Do absurdo. As dinâmicas do absurdo são essenciais aos processos de controlo das sociedades, sobretudo daquelas que se consideram livres. O caso da aprovação em catadupa de legislação sobre assuntos ultra-minoritários é disso sintomático: não só muitas vezes não se resolve problema algum como até se criam outros bem maiores, como a legalização das barrigas de aluguer prova à exaustão. Na prática a coisa funciona mais ou menos assim: o BE põe o assunto na agenda. Não interessa a sua relevância ou a falta dela. Muito menos se trata de resolver problemas mas sim de intervir ideologicamente. A ala esquerda do PS faz uma fuga em frente. Os Verdes fazem prova de vida e o PAN dá um ar da sua graça. Já o PCP tenta não ficar para trás. O PSD e o CDS procuram não ficar mal na fotografia. Posta a máquina em movimento saem três artigos sobre o assunto. Invariavelmente estão repletos de testemunhos de pessoas que garantem que têm direito a ser felizes e que só serão felizes se a lei lhes permitir fazer aquilo que os auto-denominados avançados defendem.
Passo seguinte: organizam-se duas conferências sobre a questão e patrocina-se um observatório que observa. Aqui já o país está mediaticamente dividido entre as pessoas boas e cultas que apoiam a mudança versus os maus e ignorantes que se lhe opõem. Feita a discussão o assunto ganha caracter de urgência e vai a votação da AR. Esta faz de conta que vota e logo surge o resultado: Portugal torna-se pioneiro em mais uma engenharia social e familiar. Nas horas seguintes títulos vários garantem que já vamos ter o direito a… e naturalmente que esse é ainda um primeiro passo numa caminhada que nos há-de levar a outras conquistas ainda mais profundas (o imaginário do avanço e do aprofundamento domina o imaginário desta gente, coisa que não teria mal algum se se dedicassem a abrir túneis mas que se revela uma catástrofe nas questões familiares).

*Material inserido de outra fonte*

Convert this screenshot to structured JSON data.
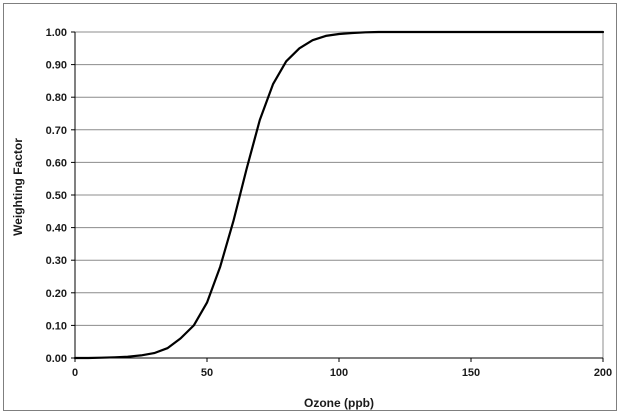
{
  "chart_data": {
    "type": "line",
    "title": "",
    "xlabel": "Ozone (ppb)",
    "ylabel": "Weighting Factor",
    "xlim": [
      0,
      200
    ],
    "ylim": [
      0,
      1
    ],
    "x_ticks": [
      "0",
      "50",
      "100",
      "150",
      "200"
    ],
    "y_ticks": [
      "0.00",
      "0.10",
      "0.20",
      "0.30",
      "0.40",
      "0.50",
      "0.60",
      "0.70",
      "0.80",
      "0.90",
      "1.00"
    ],
    "grid": "horizontal",
    "legend": "none",
    "line_color": "#000000",
    "grid_color": "#8c8c8c",
    "series": [
      {
        "x": [
          0,
          5,
          10,
          15,
          20,
          25,
          30,
          35,
          40,
          45,
          50,
          55,
          60,
          65,
          70,
          75,
          80,
          85,
          90,
          95,
          100,
          105,
          110,
          115,
          120,
          130,
          140,
          150,
          160,
          170,
          180,
          190,
          200
        ],
        "values": [
          0.0,
          0.0,
          0.001,
          0.002,
          0.004,
          0.008,
          0.015,
          0.03,
          0.06,
          0.1,
          0.17,
          0.28,
          0.42,
          0.58,
          0.73,
          0.84,
          0.91,
          0.95,
          0.975,
          0.988,
          0.994,
          0.997,
          0.999,
          1.0,
          1.0,
          1.0,
          1.0,
          1.0,
          1.0,
          1.0,
          1.0,
          1.0,
          1.0
        ]
      }
    ]
  }
}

Foi assim com as recentes alterações à identidade de género em que até assistimos a uma votação encenada porque os votos foram contados pelo número total de deputados de cada bancada e não pelo número de deputados presentes. Foi assim com as barrigas de aluguer em que a pressa de aprovar levou à produção de um lei manifestamente mal feita. Como vai ser com a eutanásia? Situações como a da Holanda aqui referida por Isabel Galriça Neto ou a recente polémica com o bebé Alfie Evans, cujos pais foram impedidos de o tirar do hospital onde se encontrava em Liverpool e levá-lo para Itália onde um hospital se tinha disposto a recebê-lo, colocam questões que temos de debater antes que seja tarde. Por exemplo, a combinação entre serviços públicos de saúde e a aprovação de legislação cada vez mais politizada para as questões da reprodução e da morte não nos está a levar a uma nacionalização do corpo?
Sujeitas à dinâmica do vale tudo e o seu contrário as sociedades ocidentais deixam-se mansamente conduzir para mais com a alegre convicção de que se estão a libertar. Do seu poiso as gaivotas agradecem.